Millions of recent responses to a survey created at Carnegie Mellon — and shared via Facebook and Google — could soon help us understand where the next big outbreaks of COVID-19 will be.

The survey asks Facebook and Google users to self-report symptoms associated with the coronavirus (you can respond if you don’t have symptoms–that helps too). Since a lot of people are staying home and not visiting doctor’s offices and hospitals, information about the spread of symptomatic infections isn’t really available from any other source.

The data collected will be made public at CMU’s COVIDcast website, and Facebook is making the aggregated survey information from its users available here. Later this week, the COVIDcast site will have interactive heat maps of the U.S. showing survey results.

Facebook’s Mark Zuckerberg just wrote about the project in The Washington Post. He said that Facebook is partnering with the University of Maryland to expand the survey globally.
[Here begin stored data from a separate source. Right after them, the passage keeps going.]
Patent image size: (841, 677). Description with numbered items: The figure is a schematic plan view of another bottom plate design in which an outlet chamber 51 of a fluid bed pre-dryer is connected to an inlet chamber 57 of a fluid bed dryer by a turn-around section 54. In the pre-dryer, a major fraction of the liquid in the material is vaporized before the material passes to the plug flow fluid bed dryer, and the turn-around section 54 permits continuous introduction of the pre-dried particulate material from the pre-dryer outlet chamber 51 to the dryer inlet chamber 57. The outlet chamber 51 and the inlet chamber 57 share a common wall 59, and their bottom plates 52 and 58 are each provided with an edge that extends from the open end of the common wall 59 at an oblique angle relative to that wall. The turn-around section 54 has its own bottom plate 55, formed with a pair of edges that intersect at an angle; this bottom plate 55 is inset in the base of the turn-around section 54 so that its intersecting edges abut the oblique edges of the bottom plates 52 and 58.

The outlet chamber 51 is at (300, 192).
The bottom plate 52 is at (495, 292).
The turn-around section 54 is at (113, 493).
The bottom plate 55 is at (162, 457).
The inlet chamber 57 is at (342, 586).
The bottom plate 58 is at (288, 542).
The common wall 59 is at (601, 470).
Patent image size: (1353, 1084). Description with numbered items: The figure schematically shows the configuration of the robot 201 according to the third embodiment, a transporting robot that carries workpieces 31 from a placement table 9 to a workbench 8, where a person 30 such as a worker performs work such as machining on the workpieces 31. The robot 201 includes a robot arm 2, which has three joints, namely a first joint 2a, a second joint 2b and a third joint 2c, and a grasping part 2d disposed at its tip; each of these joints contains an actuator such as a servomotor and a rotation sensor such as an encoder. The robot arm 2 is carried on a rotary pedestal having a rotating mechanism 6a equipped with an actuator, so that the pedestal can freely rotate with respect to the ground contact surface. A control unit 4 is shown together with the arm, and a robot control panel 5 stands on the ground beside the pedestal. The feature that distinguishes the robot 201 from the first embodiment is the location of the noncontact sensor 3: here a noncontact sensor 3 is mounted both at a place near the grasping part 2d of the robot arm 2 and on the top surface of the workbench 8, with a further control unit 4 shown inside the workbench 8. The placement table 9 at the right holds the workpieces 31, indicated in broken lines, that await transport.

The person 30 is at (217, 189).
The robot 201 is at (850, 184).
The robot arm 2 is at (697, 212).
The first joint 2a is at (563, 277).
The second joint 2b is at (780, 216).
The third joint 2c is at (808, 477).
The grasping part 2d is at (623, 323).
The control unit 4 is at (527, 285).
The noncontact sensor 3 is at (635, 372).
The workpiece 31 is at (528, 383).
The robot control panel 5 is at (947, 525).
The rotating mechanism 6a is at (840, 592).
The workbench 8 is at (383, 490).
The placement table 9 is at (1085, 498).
So far, CMU is seeing about a million responses per week from Facebook users. Every day last week, 600,000 users of Google Opinion Rewards and AdMob apps answered the CMU survey.

“I’m very happy with both the Facebook and Google survey results,” says Ryan Tibshirani, associate professor of statistics and machine learning, and co-leader of Carnegie Mellon’s Delphi COVID-19 response team. “They both have exceeded my expectations.”

Combined with other data like medical claims and testing, this will allow the CMU Delphi team to estimate disease activity in a way that better reflects reality than what’s available from positive coronavirus tests alone.

Relying only on positive tests may not give a complete picture of the COVID-19 pandemic’s spread, notes Roni Rosenfeld, co-leader of the CMU Delphi research group. Limited testing capacity, reporting delays and other factors leave the picture incomplete.

The researchers say that they have data now for a county-level breakdown of COVID-19 activity, for the 601 U.S. counties that have at least 100,000 people.

The Delphi research group has grown to include 30 faculty, students and volunteers. It has been working on forecasting nationwide influenza outbreaks for years and was designated last year by the U.S. Centers for Disease Control and Prevention (CDC) as one of two National Centers of Excellence for Influenza Forecasting. It’s adapting its flu forecasting abilities to COVID-19 at the CDC’s request.

Delphi uses two forecasting approaches, both of which have been effective in predicting the spread of the flu. Crowdcast is a “wisdom of the crowds” approach, based on aggregates of volunteers submitting weekly estimates. The other approach uses machine learning to recognize patterns in health care data.

The survey data collected is anonymous, and not shared with Google or Facebook. Since 2016, Google Health Trends has been providing CMU with information about users’ searches for the flu — and now is providing information about COVID-19-related terms. A major healthcare provider and Quidel, a diagnostic test provider, are also providing anonymous COVID test statistics. Five more data sources will be added in the coming weeks.

“The data they provide is priceless and will give us greater confidence once we are able to begin our forecasts for this deadly disease,” says Rosenfeld.